Waldyr Pereira, conhecido como Didi (8 de outubro de 1928 – 12 de maio de 2001), foi um futebolista e técnico brasileiro. Meio-campista elegante e cerebral, destacou-se como uma das maiores figuras da história do futebol mundial, símbolo do estilo técnico do Brasil bicampeão das Copas de 1958 e 1962.
Carreira e estilo de jogo
Revelado pelo Americano de Campos e destaque no Fluminense, Didi consolidou sua fama no Botafogo de Futebol e Regatas. Também teve passagem pelo Real Madrid, onde conviveu brevemente com Alfredo Di Stéfano.

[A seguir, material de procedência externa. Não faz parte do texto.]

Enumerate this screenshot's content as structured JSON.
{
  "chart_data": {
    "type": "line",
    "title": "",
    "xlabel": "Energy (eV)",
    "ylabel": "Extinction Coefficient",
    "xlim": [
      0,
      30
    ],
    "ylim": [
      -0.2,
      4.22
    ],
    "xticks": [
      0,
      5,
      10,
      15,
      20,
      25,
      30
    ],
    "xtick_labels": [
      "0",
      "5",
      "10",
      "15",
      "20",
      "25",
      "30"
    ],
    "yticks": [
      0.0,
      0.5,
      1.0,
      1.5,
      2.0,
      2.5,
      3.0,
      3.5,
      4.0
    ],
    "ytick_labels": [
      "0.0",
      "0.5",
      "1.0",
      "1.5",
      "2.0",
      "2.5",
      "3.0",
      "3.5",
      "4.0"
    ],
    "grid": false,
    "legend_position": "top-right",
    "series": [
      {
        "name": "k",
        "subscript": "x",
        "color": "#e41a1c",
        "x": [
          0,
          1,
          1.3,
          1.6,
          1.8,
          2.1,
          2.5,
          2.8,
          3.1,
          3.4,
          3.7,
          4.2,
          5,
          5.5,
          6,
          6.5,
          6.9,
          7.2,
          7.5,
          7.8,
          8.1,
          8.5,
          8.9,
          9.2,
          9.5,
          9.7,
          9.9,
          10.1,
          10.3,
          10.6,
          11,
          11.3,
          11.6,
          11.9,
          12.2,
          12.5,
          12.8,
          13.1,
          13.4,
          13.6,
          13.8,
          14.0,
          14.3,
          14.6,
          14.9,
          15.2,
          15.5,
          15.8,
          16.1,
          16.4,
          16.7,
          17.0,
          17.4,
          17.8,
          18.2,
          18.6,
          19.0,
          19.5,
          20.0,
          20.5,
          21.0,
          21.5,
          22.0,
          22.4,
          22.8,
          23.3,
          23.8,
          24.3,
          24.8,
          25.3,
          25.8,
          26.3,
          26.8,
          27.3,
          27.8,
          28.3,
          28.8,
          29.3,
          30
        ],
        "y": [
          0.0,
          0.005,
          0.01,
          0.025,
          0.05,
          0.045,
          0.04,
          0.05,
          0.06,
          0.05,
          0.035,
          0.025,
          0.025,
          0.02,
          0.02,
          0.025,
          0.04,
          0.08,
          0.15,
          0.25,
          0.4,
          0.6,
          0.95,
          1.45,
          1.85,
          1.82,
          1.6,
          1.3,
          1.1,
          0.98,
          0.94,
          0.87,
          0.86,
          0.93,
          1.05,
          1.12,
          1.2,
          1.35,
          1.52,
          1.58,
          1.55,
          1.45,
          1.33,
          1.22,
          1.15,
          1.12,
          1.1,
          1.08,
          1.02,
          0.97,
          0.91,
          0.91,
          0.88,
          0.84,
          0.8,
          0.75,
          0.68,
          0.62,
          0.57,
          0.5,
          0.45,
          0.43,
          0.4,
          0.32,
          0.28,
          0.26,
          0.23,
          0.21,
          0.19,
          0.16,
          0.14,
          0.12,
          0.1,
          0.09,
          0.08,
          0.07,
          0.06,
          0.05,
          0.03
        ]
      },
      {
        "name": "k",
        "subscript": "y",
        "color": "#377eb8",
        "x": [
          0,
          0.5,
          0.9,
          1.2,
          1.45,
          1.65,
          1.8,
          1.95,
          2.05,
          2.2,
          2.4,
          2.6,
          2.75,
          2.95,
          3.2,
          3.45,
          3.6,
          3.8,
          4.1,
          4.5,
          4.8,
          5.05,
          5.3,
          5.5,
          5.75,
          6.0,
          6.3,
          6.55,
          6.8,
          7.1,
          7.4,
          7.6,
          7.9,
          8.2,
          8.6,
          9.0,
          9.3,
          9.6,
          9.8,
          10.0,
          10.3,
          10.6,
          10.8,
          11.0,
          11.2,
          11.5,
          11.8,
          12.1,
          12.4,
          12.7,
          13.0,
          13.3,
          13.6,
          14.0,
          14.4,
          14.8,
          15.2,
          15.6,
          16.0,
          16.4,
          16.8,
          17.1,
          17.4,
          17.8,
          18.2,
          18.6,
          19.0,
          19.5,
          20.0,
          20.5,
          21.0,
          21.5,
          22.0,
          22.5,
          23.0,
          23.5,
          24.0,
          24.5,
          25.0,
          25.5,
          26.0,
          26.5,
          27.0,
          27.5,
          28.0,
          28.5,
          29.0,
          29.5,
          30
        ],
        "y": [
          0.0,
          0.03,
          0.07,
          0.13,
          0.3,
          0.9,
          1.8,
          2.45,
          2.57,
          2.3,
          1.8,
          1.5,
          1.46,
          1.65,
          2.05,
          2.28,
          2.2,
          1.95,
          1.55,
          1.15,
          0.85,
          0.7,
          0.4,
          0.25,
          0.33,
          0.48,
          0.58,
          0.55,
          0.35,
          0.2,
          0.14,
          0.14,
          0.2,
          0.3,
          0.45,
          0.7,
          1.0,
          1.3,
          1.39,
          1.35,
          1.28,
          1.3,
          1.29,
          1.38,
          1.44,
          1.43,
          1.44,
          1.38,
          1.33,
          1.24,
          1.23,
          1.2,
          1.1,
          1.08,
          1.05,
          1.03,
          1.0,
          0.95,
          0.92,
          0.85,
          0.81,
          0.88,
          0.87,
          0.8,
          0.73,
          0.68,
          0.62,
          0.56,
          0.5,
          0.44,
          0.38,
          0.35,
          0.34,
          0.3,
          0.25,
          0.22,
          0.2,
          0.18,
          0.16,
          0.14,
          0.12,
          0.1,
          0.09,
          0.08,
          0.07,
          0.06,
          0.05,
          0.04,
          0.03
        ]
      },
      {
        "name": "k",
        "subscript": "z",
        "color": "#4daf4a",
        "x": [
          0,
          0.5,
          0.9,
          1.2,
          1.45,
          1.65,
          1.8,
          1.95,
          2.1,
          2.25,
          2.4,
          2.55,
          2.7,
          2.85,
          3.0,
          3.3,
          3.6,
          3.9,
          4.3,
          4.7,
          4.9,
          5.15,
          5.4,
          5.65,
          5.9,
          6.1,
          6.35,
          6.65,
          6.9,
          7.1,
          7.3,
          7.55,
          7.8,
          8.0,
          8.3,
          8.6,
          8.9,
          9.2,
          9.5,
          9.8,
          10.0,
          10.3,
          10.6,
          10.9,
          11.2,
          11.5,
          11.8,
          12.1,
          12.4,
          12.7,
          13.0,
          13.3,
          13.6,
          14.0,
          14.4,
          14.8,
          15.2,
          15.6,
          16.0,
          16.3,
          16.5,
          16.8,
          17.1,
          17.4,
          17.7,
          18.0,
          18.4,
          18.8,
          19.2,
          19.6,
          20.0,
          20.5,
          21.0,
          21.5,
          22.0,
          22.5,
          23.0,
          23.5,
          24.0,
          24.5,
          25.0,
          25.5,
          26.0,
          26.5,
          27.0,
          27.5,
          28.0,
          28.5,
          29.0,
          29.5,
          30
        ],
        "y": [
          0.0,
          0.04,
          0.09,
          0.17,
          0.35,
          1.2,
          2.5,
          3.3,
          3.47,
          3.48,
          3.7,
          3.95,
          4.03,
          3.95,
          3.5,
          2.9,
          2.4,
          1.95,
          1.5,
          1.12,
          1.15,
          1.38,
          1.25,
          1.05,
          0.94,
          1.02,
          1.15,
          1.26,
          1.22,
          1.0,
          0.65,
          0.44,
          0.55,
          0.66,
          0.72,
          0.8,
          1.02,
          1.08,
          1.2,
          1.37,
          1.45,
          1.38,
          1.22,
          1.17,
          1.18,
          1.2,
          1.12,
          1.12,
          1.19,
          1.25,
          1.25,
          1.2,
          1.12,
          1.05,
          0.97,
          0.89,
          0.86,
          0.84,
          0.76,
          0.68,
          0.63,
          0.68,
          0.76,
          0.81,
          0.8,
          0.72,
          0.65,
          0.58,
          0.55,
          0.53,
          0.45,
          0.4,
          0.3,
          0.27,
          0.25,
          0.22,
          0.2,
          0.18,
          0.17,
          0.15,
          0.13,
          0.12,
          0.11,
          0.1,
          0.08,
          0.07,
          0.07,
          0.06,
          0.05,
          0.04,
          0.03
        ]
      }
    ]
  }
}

Em campo, era conhecido pela inteligência tática, passes precisos e pela invenção do chute de efeito “folha seca”, em que a bola caía abruptamente rumo ao gol. Recebeu o prêmio de Melhor Jogador da Copa do Mundo de 1958, sendo apelidado de “Príncipe Etíope” por sua elegância e postura.
Conquistas e legado
Com a Seleção Brasileira, Didi disputou três Copas do Mundo (1954, 1958, 1962), marcando época como maestro de um meio-campo que também contava com Garrincha, Nilton Santos e Pelé. No cenário de clubes, venceu campeonatos estaduais e internacionais pelo Fluminense e Botafogo, além da Copa Rio de 1952. Foi incluído no Hall da Fama do Futebol Brasileiro e no FIFA Hall of Champions (2000).
Carreira como técnico
Após encerrar a carreira de jogador, Didi tornou-se treinador, comandando a seleção do Peru na Copa do Mundo de 1970 e clubes como Fenerbahçe S.K., Fluminense, Cruzeiro e Botafogo. Com o Fenerbahçe, conquistou dois campeonatos turcos consecutivos (1973 e 1974), tornando-se um dos técnicos estrangeiros mais vitoriosos do país.
Legado cultural
Didi permanece como ícone do futebol-arte brasileiro e referência técnica para gerações posteriores. Seu estilo refinado ajudou a moldar a identidade do jogo brasileiro e influenciou grandes meias e cobradores de falta em todo o mundo.